Novak has authority on this topic. He worked as a solar system designer for five years at multiple companies, and he noticed that the on-site assessment process is the same throughout the entire industry.

This before shot shows the point cloud data Scanifly acquired in the field using Flydar.

This before shot shows the point cloud data Scanifly acquired in the field using Flydar.

This photo shows the final 3D model processed through Scanifly3D.

This photo shows the final 3D model processed through Scanifly3D.

“I used Pictometry and other things and noticed it’s an inefficient process and very outdated,” he said. “It’s error-prone. Guarantees can be off. I noticed this problem, so I got interested in drones and 3D mapping.”

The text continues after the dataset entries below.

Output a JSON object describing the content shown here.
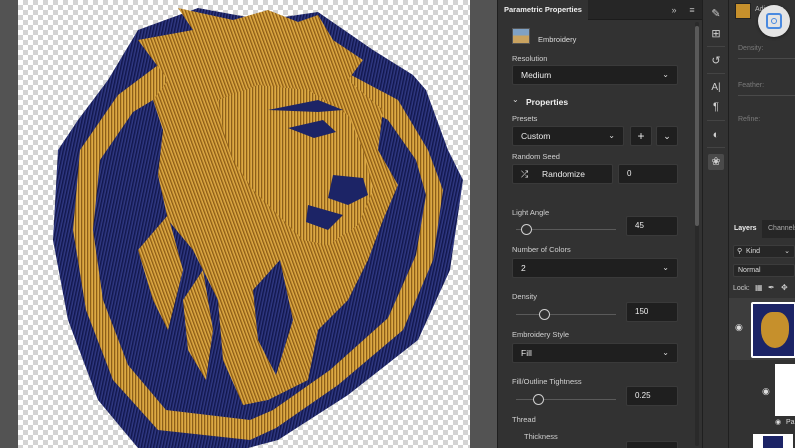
{
  "panel": {
    "title": "Parametric Properties",
    "effect_name": "Embroidery",
    "resolution_label": "Resolution",
    "resolution_value": "Medium",
    "properties_title": "Properties",
    "presets_label": "Presets",
    "presets_value": "Custom",
    "random_seed_label": "Random Seed",
    "randomize_label": "Randomize",
    "random_seed_value": "0",
    "light_angle_label": "Light Angle",
    "light_angle_value": "45",
    "number_of_colors_label": "Number of Colors",
    "number_of_colors_value": "2",
    "density_label": "Density",
    "density_value": "150",
    "embroidery_style_label": "Embroidery Style",
    "embroidery_style_value": "Fill",
    "tightness_label": "Fill/Outline Tightness",
    "tightness_value": "0.25",
    "thread_label": "Thread",
    "thickness_label": "Thickness"
  },
  "sliders": {
    "light_angle_fraction": 0.1,
    "density_fraction": 0.28,
    "tightness_fraction": 0.22
  },
  "right_panel": {
    "top_label": "Adjust se",
    "density_label": "Density:",
    "feather_label": "Feather:",
    "refine_label": "Refine:",
    "layers_tab": "Layers",
    "channels_tab": "Channels",
    "kind_filter": "Kind",
    "blend_mode": "Normal",
    "lock_label": "Lock:",
    "layer_name_fragment": "Pa"
  },
  "colors": {
    "navy": "#1c2466",
    "gold": "#c6902c",
    "panel_bg": "#323232",
    "field_bg": "#1f1f1f"
  }
}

Scanifly’s Flydar hardware (installed onto drones) uses LiDAR—a surveying method that uses depth sensors, lasers and high-resolution cameras to compile very accurate maps. These plot points are shared with Scanifly3D software to quickly 3D-map properties for site assessment.

Novak described the process as this: “A solar specialist opens the Scanifly app and identifies the area they want 3D-mapped. The drone flies and lands on its own, and it uploads the data to our Cloud. It generates very accurate high-resolution, 3D models from that data acquisition on site. We developed web-based 3D modeling software that allows the user to add panels to the roof, do a shading analysis, export to AutoCAD. It’s a full-scale solar system site assessment and design suite.”

By using drones and Scanifly3D software, multiple site visits aren’t needed to get additional measurements, and no one has to climb onto a roof. For those used to designing with just photographs and shade analysis results, imagery from LiDAR makes everything easier.

Flydar’s sensors and camera provide exceptional detail for extremely accurate 3D modeling. It can recognize and map full trees, small vent pipes and HVAC systems. No guesswork or tape-measurements needed. And the accompanying Scanifly3D software makes designing virtual replicas of the solar roof too easy, and shared reports can be generated in seconds. Novak notes that the software can work with small quadcopters and photogrammetry, but Flydar provides the best data possible.

3D mapping through drones is the way of the future, and Scanifly wants to be the leader on making the process quicker and simpler.

“In the future, everyone is going to have their own 3D mapping drone on their engineering team,” Novak said.